Le président tunisien Béji Caïd Essebsi a reconnu dans une interview diffusée mardi que les forces de l'ordre n'étaient pas préparées à l'éventualité d'une attaque sur une plage, après l'attentat sanglant contre des touristes près de Sousse.

Outre le choc qu'elle a suscité en Tunisie et à l'étranger, cette attaque revendiquée par le groupe extrémiste État islamique (EI) risque d'avoir un impact économique de plus de 450 millions d'euros (environ 623 millions de dollars) en 2015, selon le ministère du Tourisme.

«C'est vrai que nous avons été surpris par cette affaire. Ils ont pris des dispositions pour le mois du ramadan, mais jamais ils n'avaient pensé que cela devait se faire sur les plages», a dit M. Caïd Essebsi à la radio Europe 1 en allusion aux chefs de la sécurité.

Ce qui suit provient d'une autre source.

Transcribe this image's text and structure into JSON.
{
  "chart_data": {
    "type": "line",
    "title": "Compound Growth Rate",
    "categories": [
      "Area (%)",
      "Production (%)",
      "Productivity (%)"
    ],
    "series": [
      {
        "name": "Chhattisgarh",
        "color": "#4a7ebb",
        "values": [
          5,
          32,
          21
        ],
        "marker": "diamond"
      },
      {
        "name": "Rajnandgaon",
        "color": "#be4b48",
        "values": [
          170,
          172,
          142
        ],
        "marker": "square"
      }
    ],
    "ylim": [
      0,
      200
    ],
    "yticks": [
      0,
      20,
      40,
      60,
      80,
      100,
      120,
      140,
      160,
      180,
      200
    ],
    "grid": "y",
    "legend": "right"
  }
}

Vendredi, 38 personnes - dont au moins 25 Britanniques selon Tunis - ont été tuées lorsqu'un jeune Tunisien armé d'une kalachnikov, qu'il avait cachée dans un parasol, a ouvert le feu sur des vacanciers sur une plage et au bord des piscines de l'hôtel Imperial Marhaba à Port El Kantaoui, au sud de Tunis.

Cette attaque, la pire à être perpétrée par des djihadistes dans l'histoire de la Tunisie, est survenue trois mois après celle du musée du Bardo à Tunis le 18 mars, où 22 personnes (21 touristes étrangers et un policier) ont été tuées. L'EI l'a aussi revendiquée.

80 % d'annulations

Après le Bardo, des djihadistes avaient menacé de lancer de nouvelles attaques en été, certains détournant la campagne de solidarité avec ce pays en postant ce message sur Twitter: «IWillComeToTunisiaThisSummer», «Je viendrai en Tunisie cet été».

«S'il y a des défaillances, des sanctions seront prises immédiatement», a assuré M. Caïd Essebsi alors que selon plusieurs témoignages, l'attaque aurait duré une trentaine de minutes sans que les forces de l'ordre interviennent.

Le président américain Barack Obama, dont le pays cherche à éradiquer l'EI qui sévit surtout en Irak et en Syrie, a présenté ses condoléances à la Tunisie et proposé l'aide américaine pour l'enquête.

Mardi matin, des personnes déposaient encore fleurs et messages sur les lieux de l'attaque. Mais aucune mesure de sécurité n'était visible aux alentours et les voitures de police présentes la veille avaient disparu.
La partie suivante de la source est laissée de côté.